3 Most Famous Mafia Controlled Casinos


The mafia have been linked with the gambling industry for large periods throughout history.

While mafia influence has faded in gambling cities such as Las Vegas in more modern times, traces of criminality certainly remain in places like Sin City.

Perhaps their focus has shifted into the growing industry of online gambling. Who knows how many of the current crop of online casinos are actually run by the mafia. The ownership of a lot of these online sites is something of a mystery as they tend to be run by holding companies.

Let’s take a look at three of the most famous mafia controlled casinos from history.

The Stardust

When it opened towards the end of the 1960s, the Stardust Resort and Casino became the biggest facility of its kind in Vegas. Its signage was one of the most famous sights in Vegas.

Originally conceived by Tony Cornero, whose controversial history included being imprisoned over bootlegging charges, the development of the Stardust later passed over to Moe Dalitz when Cornero died before the building had been completed. Known as Mr. Las Vegas, Dalitz was one of the most infamous gangsters of the era.

The Stardust had more than 1,000 hotel rooms, making it one of the best places to stay in Vegas, while it also featured a 140-foot bar and a 16,000-square-foot casino.

What drew the crowds to the mafia controlled casino, though, was the Lido de Paris.

Featuring topless dancers, it was the first revue of its kind to open in Vegas. There was also the only first-run drive-in theater at the Stardust, which Howard Hughes even attempted to buy.

The Stardust grew throughout the 1960s, with a number of new restaurants added to the site, while a nine-story tower was created too.

Not only was the Stardust also the first place that keno was played on the Strip, the Stardust International Raceway in Spring Valley extended its influence on the gambling industry.

At the end of the 1960s, the Stardust was snapped up by Parvin-Dohrmann Corporation and after a few years it changed hands again with ownership passing to Al Sachs and Herb Tobman.

Eventually, the Stardust was usurped by newer casinos and it closed down in 2006. The history of the Stardust resort was heavily mined for the film Casino – directed by Martin Scorsese and starring Robert De Niro – which is one of the most famous movies about the mafia.

The Flamingo

While the Stardust’s mafia history was made even more famous by the release of Casino, the Flamingo’s links to the mob cannot go under the radar at all.

Gangster Bugsy Siegel was one of the most influential figures in the early days of Vegas.
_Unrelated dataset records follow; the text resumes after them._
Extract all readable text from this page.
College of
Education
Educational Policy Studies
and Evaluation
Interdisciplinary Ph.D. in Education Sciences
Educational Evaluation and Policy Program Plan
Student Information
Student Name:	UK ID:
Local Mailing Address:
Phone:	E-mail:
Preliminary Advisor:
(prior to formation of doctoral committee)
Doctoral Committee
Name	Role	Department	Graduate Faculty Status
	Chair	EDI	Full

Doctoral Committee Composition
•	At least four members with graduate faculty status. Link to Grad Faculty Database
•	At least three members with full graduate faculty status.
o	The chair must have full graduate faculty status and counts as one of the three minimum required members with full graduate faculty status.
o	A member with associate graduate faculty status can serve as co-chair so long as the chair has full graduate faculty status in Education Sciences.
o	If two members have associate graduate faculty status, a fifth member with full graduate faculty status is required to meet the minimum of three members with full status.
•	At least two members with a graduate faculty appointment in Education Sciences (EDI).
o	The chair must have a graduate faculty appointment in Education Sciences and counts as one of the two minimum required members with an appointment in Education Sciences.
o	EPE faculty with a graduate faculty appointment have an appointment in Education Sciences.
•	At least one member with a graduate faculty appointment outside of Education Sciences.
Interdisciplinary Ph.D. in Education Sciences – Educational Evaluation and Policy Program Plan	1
In the 1940s, he teamed up with Meyer Lansky, another mafia figure, in order to create the Flamingo.

Siegel’s first move in Vegas was the purchase of El Cortez on Fremont Street – for which he paid $600,000 – but he was blocked from developing the site by worried city officials. Siegel’s attention instead turned to the Flamingo, where he allegedly insisted on the inclusion of a secret ladder in the casino’s Presidential Suite, so he would be able to escape if necessary.

The Flamingo Hotel & Casino opened in 1946 with a total cost of $6 million spent on its development. Even though it was a few miles from Downtown Vegas, the Flamingo became the first luxury hotel on the Strip and helped to set the tone for what Sin City could become.

Remarkably, Siegel would be murdered in Beverly Hills, California, just a matter of months after the Flamingo opened. Being a gangster involved in Vegas back then was very risky business.

Bugsy Siegel

Bugsy Siegel

The Tropicana

The last of the famous mafia controlled casinos we are going to talk about is the Tropicana.

Opened in 1957, the Tropicana was developed by Ben Jaffe, who was an executive of the Fontainebleau Miami Beach, but he soon got Phil Kastel involved in the casino.

Kastel was treated suspiciously by the Gaming Control Board due to his links to organized crime and the Tropicana quickly gained a reputation for being run by the mafia as a result.

The Tropicana was allegedly used for skimming for the Kansas City mob with Frank Costello one of the key figures to be involved at the site.

After links to the mafia were exposed by an FBI investigation at the end of the 1970s, hotel chain Ramada Inns took over the site.

Nowadays, the Tropicana Las Vegas is operated by Penn National Gaming and owned by Gaming and Leisure Properties.